1. The threat of a major Nor'Easter was identified 5-7 days in advance.
2. The large scale prediction was quite accurate, but there were minor but important track and structural errors.
3. The winds were forecast quite well.
4. The general structure of the snowfall was handled reasonably, but the rain-snow line was displaced too far to the southeast by the models, resulting in an overprediction of snow over NY and Boston.
5. There was considerable evidence of forecast uncertainty in the days before, with the possibility of less snow becoming more evident on Monday, March 14. In particular, it become clear by Monday afternoon that a transition from snow to rain was probable over LI and much of NY City.
6. Forecasters held on to the heavy snow/blizzard forecasts on Monday and probably should have backed off that forecast by Monday afternoon, highlighting the change to rain more.

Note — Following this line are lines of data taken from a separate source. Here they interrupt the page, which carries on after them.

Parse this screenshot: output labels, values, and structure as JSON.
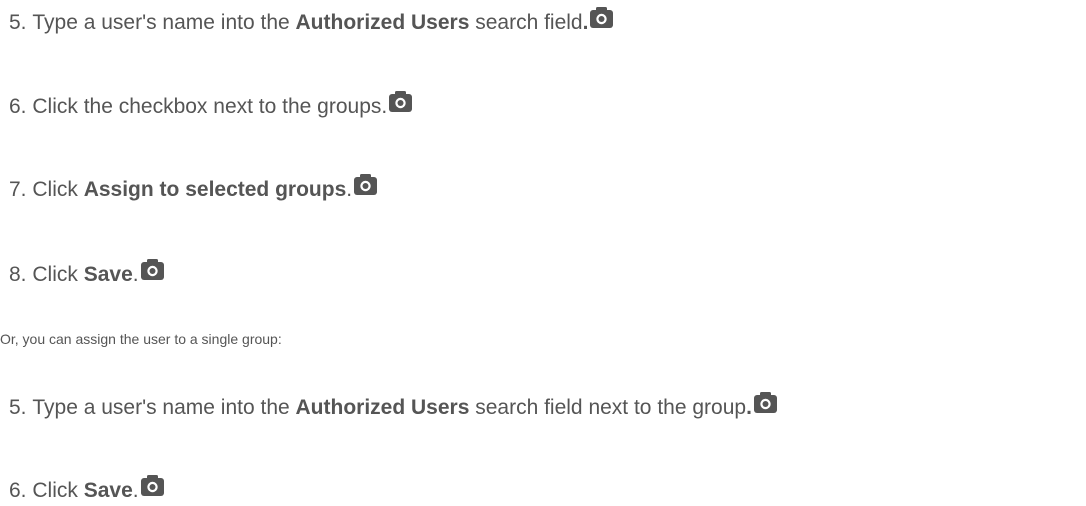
{
  "steps_group_a": [
    {
      "num": "5.",
      "pre": "Type a user's name into the ",
      "bold": "Authorized Users",
      "post": " search field",
      "tail_bold": ".",
      "icon": "camera-icon"
    },
    {
      "num": "6.",
      "pre": "Click the checkbox next to the groups.",
      "bold": "",
      "post": "",
      "tail_bold": "",
      "icon": "camera-icon"
    },
    {
      "num": "7.",
      "pre": "Click ",
      "bold": "Assign to selected groups",
      "post": ".",
      "tail_bold": "",
      "icon": "camera-icon"
    },
    {
      "num": "8.",
      "pre": "Click ",
      "bold": "Save",
      "post": ".",
      "tail_bold": "",
      "icon": "camera-icon"
    }
  ],
  "note": "Or, you can assign the user to a single group:",
  "steps_group_b": [
    {
      "num": "5.",
      "pre": "Type a user's name into the ",
      "bold": "Authorized Users",
      "post": " search field next to the group",
      "tail_bold": ".",
      "icon": "camera-icon"
    },
    {
      "num": "6.",
      "pre": "Click ",
      "bold": "Save",
      "post": ".",
      "tail_bold": "",
      "icon": "camera-icon"
    }
  ],
  "colors": {
    "text": "#555555",
    "icon": "#555555"
  }
}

So what are take home messages?
1. The NWS must continue to improve its forecast technology, including high-resolution ensembles that provide uncertainty and probabilistic guidance. The NWS has been delaying too long in building a convection-allowing operational ensemble system. Congress needs to intervene if necessary.
2. NWS forecasts have to transition to a probabilistic framework, where probabilities are given for various outcomes. The old style watch-warning system is really not effective in a new world of uncertainty and probabilistic prediction.
3. Forecasts much continuously evolve as more or better information comes in. Forecasters should not try to second guess users or keep intense forecasts in place to encourage "right" decision making.